Le château d’Amboise en ses jardins

Réussite esthétique

La physionomie du château et la forme du jardin – une grande terrasse le long du fleuve divisée en parterres rectangulaires – nous sont connues grâce aux dessins et gravures de Jacques Androuet Du Cerceau. Ceux-ci, postérieurs à la création du jardin, ont été publiés dans Les Plus Excellents Bastiments de France (1576-1579).

Après des destructions successives, principalement sous le Ier Empire, le château, délaissé, avant d’être transformé une nouvelle fois en… prison, a fini par prendre son allure actuelle. Quant au jardin « italien », il était planté de tilleuls en quinconce quand la tempête de décembre 1999 est venu en détruire l’ordonnancement. D’un mal naissant quelquefois un bien, une réflexion, conduite de concert avec le Centre d’études supérieures de la Renaissance, à Tours, a été entreprise. Elle a conduit au projet actuel, incontestable réussite esthétique. Celle-ci ne réside pas seulement dans la mise en valeur du site. Elle apporte aussi une lecture intelligente du « palimpseste » historique, dont le jardin est un élément majeur.

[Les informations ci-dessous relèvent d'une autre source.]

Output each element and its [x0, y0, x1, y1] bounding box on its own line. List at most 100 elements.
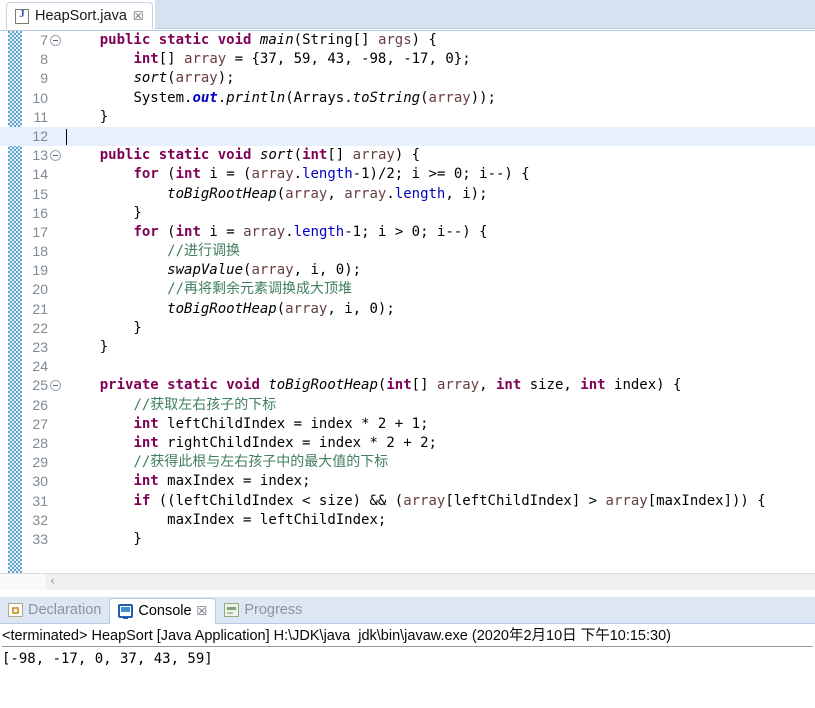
code-text: //获得此根与左右孩子中的最大值的下标: [133, 454, 389, 471]
console-tab-declaration[interactable]: Declaration: [0, 597, 109, 623]
fold-collapse-icon[interactable]: [50, 380, 61, 392]
line-number: 16: [32, 204, 48, 221]
fold-collapse-icon[interactable]: [50, 35, 61, 46]
code-line[interactable]: 25 private static void toBigRootHeap(int…: [0, 376, 815, 395]
fold-collapse-icon[interactable]: [50, 150, 61, 162]
code-line[interactable]: 26 //获取左右孩子的下标: [0, 396, 815, 415]
code-line[interactable]: 24: [0, 357, 815, 376]
editor-horizontal-scrollbar[interactable]: ‹: [0, 573, 815, 590]
line-number: 33: [32, 530, 48, 547]
line-number: 7: [40, 32, 48, 48]
code-line[interactable]: 15 toBigRootHeap(array, array.length, i)…: [0, 185, 815, 204]
code-text: int maxIndex = index;: [133, 473, 311, 490]
console-tab-progress[interactable]: Progress: [216, 597, 310, 623]
code-line[interactable]: 22 }: [0, 319, 815, 338]
line-number: 8: [40, 51, 48, 68]
code-text: public static void sort(int[] array) {: [99, 147, 421, 164]
line-number: 10: [32, 89, 48, 106]
console-icon: [118, 604, 134, 619]
console-output-line: [-98, -17, 0, 37, 43, 59]: [2, 651, 213, 667]
console-output-area[interactable]: <terminated> HeapSort [Java Application]…: [0, 624, 815, 670]
code-line[interactable]: 17 for (int i = array.length-1; i > 0; i…: [0, 223, 815, 242]
code-line[interactable]: 33 }: [0, 530, 815, 549]
code-text: int[] array = {37, 59, 43, -98, -17, 0};: [133, 51, 471, 68]
text-caret: [66, 128, 67, 145]
code-line[interactable]: 10 System.out.println(Arrays.toString(ar…: [0, 89, 815, 108]
line-number: 13: [32, 147, 48, 164]
code-text: public static void main(String[] args) {: [99, 32, 437, 48]
code-line[interactable]: 23 }: [0, 338, 815, 357]
line-number: 27: [32, 415, 48, 432]
close-icon[interactable]: ☒: [133, 10, 144, 22]
code-line[interactable]: 29 //获得此根与左右孩子中的最大值的下标: [0, 453, 815, 472]
code-line[interactable]: 18 //进行调换: [0, 242, 815, 261]
editor-tab-heapsort-java[interactable]: HeapSort.java ☒: [6, 2, 153, 29]
code-editor[interactable]: 7 public static void main(String[] args)…: [0, 31, 815, 573]
code-text: //获取左右孩子的下标: [133, 396, 277, 413]
code-text-area[interactable]: 7 public static void main(String[] args)…: [0, 31, 815, 573]
code-text: for (int i = (array.length-1)/2; i >= 0;…: [133, 166, 530, 183]
code-line[interactable]: 11 }: [0, 108, 815, 127]
line-number: 19: [32, 262, 48, 279]
code-line[interactable]: 13 public static void sort(int[] array) …: [0, 146, 815, 165]
line-number: 11: [33, 108, 48, 125]
code-line[interactable]: 7 public static void main(String[] args)…: [0, 31, 815, 50]
code-line[interactable]: 9 sort(array);: [0, 69, 815, 88]
code-text: sort(array);: [133, 70, 235, 87]
code-line[interactable]: 27 int leftChildIndex = index * 2 + 1;: [0, 415, 815, 434]
line-number: 23: [32, 339, 48, 355]
code-text: if ((leftChildIndex < size) && (array[le…: [133, 492, 766, 509]
code-line[interactable]: 28 int rightChildIndex = index * 2 + 2;: [0, 434, 815, 453]
console-launch-header: <terminated> HeapSort [Java Application]…: [2, 626, 813, 647]
line-number: 29: [32, 454, 48, 471]
code-text: for (int i = array.length-1; i > 0; i--)…: [133, 223, 488, 240]
code-text: toBigRootHeap(array, i, 0);: [167, 300, 395, 317]
code-text: int rightChildIndex = index * 2 + 2;: [133, 434, 437, 451]
close-icon[interactable]: ☒: [197, 605, 208, 617]
code-text: toBigRootHeap(array, array.length, i);: [167, 185, 488, 202]
progress-icon: [224, 603, 240, 617]
code-text: //进行调换: [167, 243, 241, 260]
console-tab-console[interactable]: Console ☒: [109, 598, 217, 624]
line-number: 14: [32, 166, 48, 183]
code-text: System.out.println(Arrays.toString(array…: [133, 89, 496, 106]
editor-tab-label: HeapSort.java: [35, 8, 127, 24]
line-number: 26: [32, 396, 48, 413]
line-number: 20: [32, 281, 48, 298]
code-text: //再将剩余元素调换成大顶堆: [167, 281, 353, 298]
code-line[interactable]: 32 maxIndex = leftChildIndex;: [0, 511, 815, 530]
chevron-left-icon[interactable]: ‹: [50, 574, 55, 590]
line-number: 18: [32, 243, 48, 260]
code-line[interactable]: 30 int maxIndex = index;: [0, 472, 815, 491]
code-line[interactable]: 19 swapValue(array, i, 0);: [0, 261, 815, 280]
code-line[interactable]: 14 for (int i = (array.length-1)/2; i >=…: [0, 165, 815, 184]
part-sash[interactable]: [0, 590, 815, 597]
code-text: maxIndex = leftChildIndex;: [167, 511, 387, 528]
line-number: 24: [32, 358, 48, 375]
console-tab-bar: Declaration Console ☒ Progress: [0, 597, 815, 624]
line-number: 22: [32, 319, 48, 336]
declaration-icon: [8, 603, 23, 617]
editor-tab-strip-empty-area: [155, 0, 815, 29]
code-line[interactable]: 16 }: [0, 204, 815, 223]
code-text: }: [66, 108, 109, 125]
code-text: }: [66, 530, 142, 547]
code-line[interactable]: 31 if ((leftChildIndex < size) && (array…: [0, 492, 815, 511]
line-number: 15: [32, 185, 48, 202]
code-text: private static void toBigRootHeap(int[] …: [99, 377, 682, 394]
code-text: }: [66, 319, 142, 336]
code-line[interactable]: 20 //再将剩余元素调换成大顶堆: [0, 280, 815, 299]
editor-tab-strip: HeapSort.java ☒: [0, 0, 815, 31]
code-line[interactable]: 21 toBigRootHeap(array, i, 0);: [0, 300, 815, 319]
line-number: 30: [32, 473, 48, 490]
code-text: swapValue(array, i, 0);: [167, 262, 362, 279]
code-line[interactable]: 12: [0, 126, 815, 147]
line-number: 28: [32, 434, 48, 451]
line-number: 9: [40, 70, 48, 87]
code-text: int leftChildIndex = index * 2 + 1;: [133, 415, 429, 432]
console-tab-label: Declaration: [28, 601, 102, 618]
line-number: 12: [32, 127, 48, 144]
line-number: 17: [32, 223, 48, 240]
code-line[interactable]: 8 int[] array = {37, 59, 43, -98, -17, 0…: [0, 50, 815, 69]
java-file-icon: [15, 8, 29, 24]
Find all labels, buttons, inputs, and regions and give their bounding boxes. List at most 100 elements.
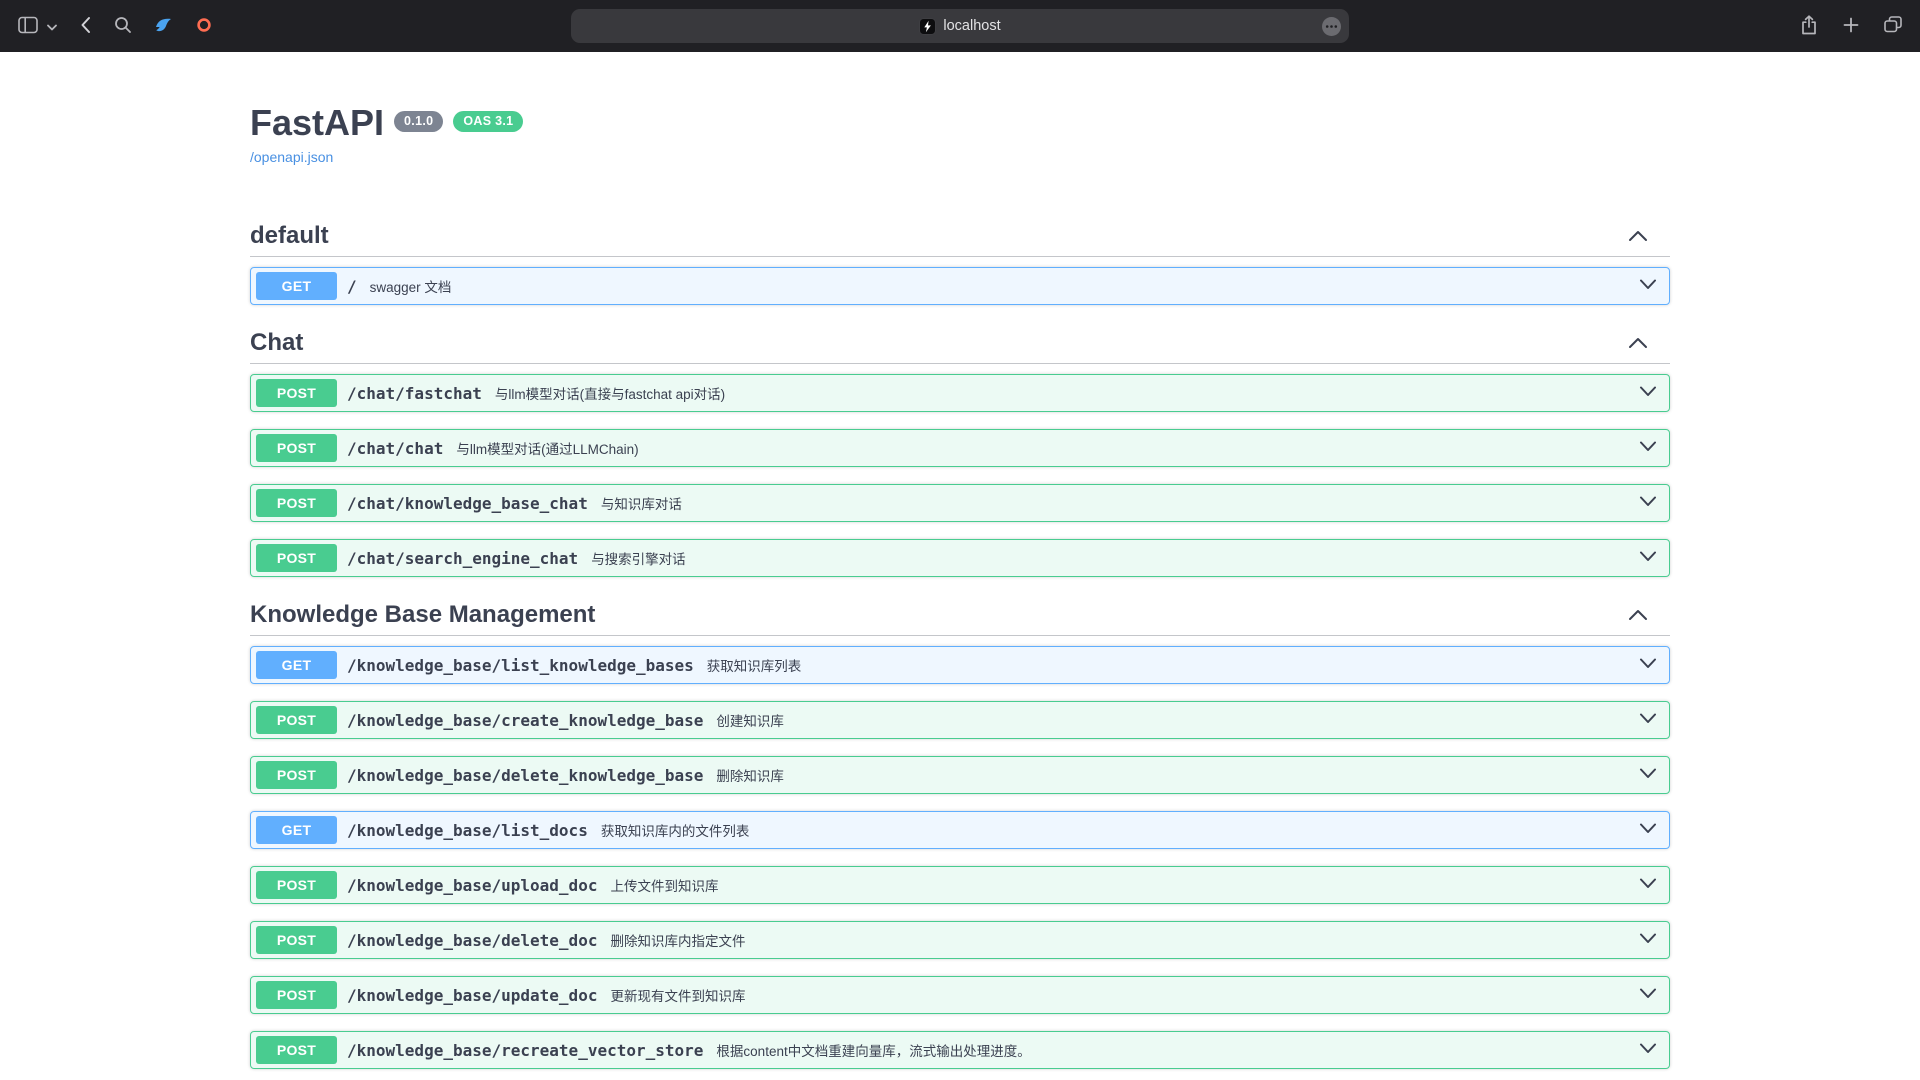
- tab-overview-button[interactable]: [1882, 14, 1904, 38]
- page-menu-button[interactable]: [1321, 16, 1342, 40]
- page-title: FastAPI0.1.0OAS 3.1: [250, 102, 1670, 144]
- endpoint-path: /knowledge_base/delete_knowledge_base: [347, 766, 703, 785]
- endpoint-path: /chat/knowledge_base_chat: [347, 494, 588, 513]
- http-method-badge: POST: [256, 379, 337, 407]
- orange-ring-button[interactable]: [194, 15, 214, 38]
- expand-endpoint-icon[interactable]: [1639, 766, 1657, 784]
- endpoint-path: /knowledge_base/recreate_vector_store: [347, 1041, 703, 1060]
- endpoint-path: /knowledge_base/delete_doc: [347, 931, 597, 950]
- sidebar-menu-chevron-button[interactable]: [45, 17, 59, 36]
- expand-endpoint-icon[interactable]: [1639, 821, 1657, 839]
- expand-endpoint-icon[interactable]: [1639, 549, 1657, 567]
- section-title: default: [250, 221, 329, 250]
- endpoint-path: /chat/search_engine_chat: [347, 549, 578, 568]
- expand-endpoint-icon[interactable]: [1639, 711, 1657, 729]
- http-method-badge: GET: [256, 651, 337, 679]
- endpoint-row[interactable]: GET /knowledge_base/list_docs 获取知识库内的文件列…: [250, 811, 1670, 849]
- blue-bookmark-button[interactable]: [153, 15, 175, 38]
- endpoint-row[interactable]: POST /chat/chat 与llm模型对话(通过LLMChain): [250, 429, 1670, 467]
- endpoint-description: 上传文件到知识库: [610, 875, 718, 895]
- swagger-page: FastAPI0.1.0OAS 3.1 /openapi.json defaul…: [230, 52, 1690, 1069]
- http-method-badge: POST: [256, 761, 337, 789]
- blue-bird-icon: [155, 17, 173, 36]
- address-url-text: localhost: [943, 18, 1000, 34]
- api-tag-section: default GET / swagger 文档: [250, 215, 1670, 305]
- expand-endpoint-icon[interactable]: [1639, 384, 1657, 402]
- http-method-badge: GET: [256, 816, 337, 844]
- http-method-badge: POST: [256, 434, 337, 462]
- section-header-chat[interactable]: Chat: [250, 322, 1670, 364]
- tab-overview-icon: [1884, 16, 1902, 36]
- expand-endpoint-icon[interactable]: [1639, 439, 1657, 457]
- collapse-section-icon[interactable]: [1628, 225, 1648, 247]
- endpoint-path: /knowledge_base/upload_doc: [347, 876, 597, 895]
- endpoint-description: 删除知识库: [716, 765, 784, 785]
- endpoint-list: GET /knowledge_base/list_knowledge_bases…: [250, 636, 1670, 1069]
- address-bar[interactable]: localhost: [571, 9, 1349, 43]
- page-menu-ellipsis-icon: [1321, 16, 1342, 40]
- endpoint-row[interactable]: POST /chat/fastchat 与llm模型对话(直接与fastchat…: [250, 374, 1670, 412]
- plus-icon: [1843, 17, 1859, 36]
- endpoint-row[interactable]: POST /knowledge_base/update_doc 更新现有文件到知…: [250, 976, 1670, 1014]
- endpoint-list: GET / swagger 文档: [250, 257, 1670, 305]
- http-method-badge: GET: [256, 272, 337, 300]
- endpoint-description: 与llm模型对话(通过LLMChain): [456, 438, 638, 458]
- endpoint-row[interactable]: POST /chat/search_engine_chat 与搜索引擎对话: [250, 539, 1670, 577]
- chevron-down-icon: [47, 19, 57, 34]
- collapse-section-icon[interactable]: [1628, 604, 1648, 626]
- http-method-badge: POST: [256, 489, 337, 517]
- openapi-spec-link[interactable]: /openapi.json: [250, 149, 333, 165]
- endpoint-path: /chat/chat: [347, 439, 443, 458]
- http-method-badge: POST: [256, 706, 337, 734]
- endpoint-description: 获取知识库列表: [707, 655, 802, 675]
- expand-endpoint-icon[interactable]: [1639, 876, 1657, 894]
- endpoint-description: 与知识库对话: [601, 493, 682, 513]
- http-method-badge: POST: [256, 1036, 337, 1064]
- endpoint-description: swagger 文档: [370, 276, 452, 296]
- endpoint-path: /knowledge_base/update_doc: [347, 986, 597, 1005]
- expand-endpoint-icon[interactable]: [1639, 986, 1657, 1004]
- toolbar-right-group: [1349, 13, 1904, 40]
- endpoint-row[interactable]: POST /knowledge_base/delete_doc 删除知识库内指定…: [250, 921, 1670, 959]
- expand-endpoint-icon[interactable]: [1639, 494, 1657, 512]
- endpoint-description: 根据content中文档重建向量库，流式输出处理进度。: [716, 1040, 1030, 1060]
- expand-endpoint-icon[interactable]: [1639, 656, 1657, 674]
- endpoint-path: /knowledge_base/create_knowledge_base: [347, 711, 703, 730]
- section-header-default[interactable]: default: [250, 215, 1670, 257]
- endpoint-description: 创建知识库: [716, 710, 784, 730]
- endpoint-path: /knowledge_base/list_docs: [347, 821, 588, 840]
- http-method-badge: POST: [256, 981, 337, 1009]
- expand-endpoint-icon[interactable]: [1639, 277, 1657, 295]
- endpoint-row[interactable]: POST /chat/knowledge_base_chat 与知识库对话: [250, 484, 1670, 522]
- expand-endpoint-icon[interactable]: [1639, 1041, 1657, 1059]
- share-icon: [1800, 15, 1818, 38]
- section-header-knowledge-base-management[interactable]: Knowledge Base Management: [250, 594, 1670, 636]
- sidebar-toggle-button[interactable]: [16, 14, 40, 39]
- site-favicon: [919, 18, 936, 35]
- search-button[interactable]: [112, 14, 134, 39]
- section-title: Knowledge Base Management: [250, 600, 595, 629]
- orange-ring-icon: [196, 17, 212, 36]
- endpoint-row[interactable]: POST /knowledge_base/upload_doc 上传文件到知识库: [250, 866, 1670, 904]
- api-sections: default GET / swagger 文档 Chat POST /chat…: [250, 215, 1670, 1069]
- toolbar-left-group: [16, 14, 571, 39]
- endpoint-row[interactable]: POST /knowledge_base/delete_knowledge_ba…: [250, 756, 1670, 794]
- endpoint-path: /knowledge_base/list_knowledge_bases: [347, 656, 694, 675]
- back-button[interactable]: [78, 14, 93, 39]
- endpoint-description: 与llm模型对话(直接与fastchat api对话): [495, 383, 725, 403]
- endpoint-row[interactable]: POST /knowledge_base/create_knowledge_ba…: [250, 701, 1670, 739]
- endpoint-path: /: [347, 277, 357, 296]
- new-tab-button[interactable]: [1841, 15, 1861, 38]
- http-method-badge: POST: [256, 544, 337, 572]
- share-button[interactable]: [1798, 13, 1820, 40]
- collapse-section-icon[interactable]: [1628, 332, 1648, 354]
- api-tag-section: Chat POST /chat/fastchat 与llm模型对话(直接与fas…: [250, 322, 1670, 577]
- back-icon: [80, 16, 91, 37]
- endpoint-row[interactable]: GET /knowledge_base/list_knowledge_bases…: [250, 646, 1670, 684]
- endpoint-row[interactable]: POST /knowledge_base/recreate_vector_sto…: [250, 1031, 1670, 1069]
- browser-toolbar: localhost: [0, 0, 1920, 52]
- endpoint-description: 获取知识库内的文件列表: [601, 820, 750, 840]
- endpoint-description: 删除知识库内指定文件: [610, 930, 745, 950]
- expand-endpoint-icon[interactable]: [1639, 931, 1657, 949]
- endpoint-row[interactable]: GET / swagger 文档: [250, 267, 1670, 305]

Vue en élévation du château d’Amboise, par Jacques Androuet Du Cerceau. On distingue à gauche le « jardin de Naples ». | CHÂTEAU D’AMBOISE

« Une situation de bien-être »

La perspective tracée entre les parterres conduit le regard vers une ancienne butte canonnière, aujourd’hui recouverte de boules de buis taillé. Les parterres eux-mêmes sont agrémentés de pots commandés en Toscane. La densification du jardin, par l’adjonction envisagée d’une pergola, de tonnelles fleuries ou d’un kiosque-fontaine, à l’existence attestée, vise à créer « un univers généreux, agréable, confie Jean-Louis Sureau. De même qu’ailleurs dans le jardin la répétition des formes rondes, le moutonnement suggèrent le moelleux. Afin de mettre le visiteur dans une situation de confort, de bien-être. Ce qui est l’essence même du jardin ». Jusqu’au fleurissement printanier jaune et blanc, évoquant le réveil de la nature, ou estival, blanc et bleu, synonyme de fraîcheur. Ou encore la plantation de rangées de vignes de muscat de Hambourg, que les enfants ne manqueront pas de grappiller…

Alignements de topiaires de buis et de charmes taillés. | L. JEDWAB/« LE MONDE »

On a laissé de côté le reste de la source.